Acordou às oito horas do dia seguinte, meio inconsciente do lugar onde se achava. Logo, porém, que caiu em si, levantou-se de um pulo e abriu a janela de par em par. Um jato de luz dourada invadiu-lhe a alcova.
Olhou a manhã, que estava de uma transparência admirável. A chuva de véspera limpara a atmosfera; corria fresco. Os bondes passavam cheios de empregados públicos; viam-se amas-de-leite acompanhando os bebês; senhoras que voltavam do banho de mar, o cabelo solto, uma toalha ao ombro.
Aquele movimento era comunicativo. Amâncio sentiu vontade de sair e andar à toa pelas ruas. Todo ele reclamava longos passeios ao campo, por debaixo de árvores, em companhia de amigos.
Foi para o lavatório cantarolando; o sono completo da noite fazia-o bem disposto e animado.
Mal acabava de preparar-se quando bateram de leve na porta. Era uma mucamazinha, que já na véspera lhe chamara por várias vezes a atenção durante o jantar.
Teria quinze anos, forte, cheia de corpo, um sorriso alvar mostrando dentes largos e curtos, de uma brancura sem brilho.
Vinha saber se o Dr. Amâncio queria o café antes ou depois do banho.
Amâncio, em vez de responder, agarrou-lhe o braço com um agrado violento e grosseiro.
Ela pôs-se a rir aparvalhadamente.
Às dez horas, ao terminar o almoço, estava já resolvido que o rapaz, naquele mesmo dia, se mudaria definitivamente para a casa de pensão.
Com efeito, pouco de pois, no escritório de Campos, dizia a este, cheio de maneiras de pessoa ajuizada, "que afinal descobrira em casa da família de um amigo o cômodo que procurava". Agradeceu muito os obséquios recebidos das mãos do negociante, desculpou-se pelas maçadas que causara naturalmente e pediu licença para despedir-se de D. Maria Hortênsia.
Campos, logo que soube qual era a casa de pensão de que se tratava, aprovou a escolha, citou pessoas distintas que lá estiveram morando por muito tempo, e recomendou ao estudante — que lhe aparecesse de vez em quando; que não se acanhasse de bater àquela porta nas ocasiões de apuro, porque seria atendido, e, afinal, perguntou se Amâncio queria receber a mesada, já ou mais tarde.
— Como quiser... respondeu o provinciano, sem ter, aliás, a menor necessidade de dinheiro. E foi embolsando a quantia.
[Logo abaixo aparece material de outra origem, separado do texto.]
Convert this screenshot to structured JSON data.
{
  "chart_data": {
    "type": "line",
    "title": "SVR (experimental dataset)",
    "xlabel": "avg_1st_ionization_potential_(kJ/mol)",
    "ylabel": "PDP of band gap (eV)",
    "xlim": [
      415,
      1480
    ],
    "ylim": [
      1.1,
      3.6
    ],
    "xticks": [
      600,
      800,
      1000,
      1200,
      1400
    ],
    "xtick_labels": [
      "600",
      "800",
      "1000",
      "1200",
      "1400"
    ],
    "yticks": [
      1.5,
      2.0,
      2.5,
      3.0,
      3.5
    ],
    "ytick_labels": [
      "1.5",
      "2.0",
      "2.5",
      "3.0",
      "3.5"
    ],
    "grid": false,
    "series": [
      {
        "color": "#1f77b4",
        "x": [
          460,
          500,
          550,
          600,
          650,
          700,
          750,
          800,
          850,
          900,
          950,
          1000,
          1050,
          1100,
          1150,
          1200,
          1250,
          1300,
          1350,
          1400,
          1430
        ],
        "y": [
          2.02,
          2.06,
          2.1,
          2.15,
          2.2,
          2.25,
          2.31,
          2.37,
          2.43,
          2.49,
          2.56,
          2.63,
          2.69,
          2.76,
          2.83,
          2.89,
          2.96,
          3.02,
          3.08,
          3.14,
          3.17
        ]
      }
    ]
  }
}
D. Maria Hortênsia recebeu-o com muito agrado. A irmã não estava em casa.
Conversaram.
Ela sentia que Amâncio se retirasse assim tão depressa; — mas, quem sabe? talvez não se desse bem ali; não fosse tratado como merecia...
O estudante protestava, jurando que não podia ambicionar melhor tratamento do que lhe dispensaram; reconhecia, porém, que já causava muito incômodo, e por conseguinte devia retirar-se. Não queria abusar.
Hortênsia afiançava e repetia que ele não dera incômodo de espécie alguma. — Tudo aquilo era feito com muito gosto!
Agora parecia mais familiarizada com o provinciano. Chegou a dirigir-lhe gracejos; disse, com um sorriso de intenção, que "sabia perfeitamente o que aquilo era! O que eram rapazes! — Não se queriam sujeitar a certo regime; só lhes servia pagodear à solta! Enfim!... tinham lá a sua razão... Se ela fosse rapaz faria o mesmo, naturalmente!".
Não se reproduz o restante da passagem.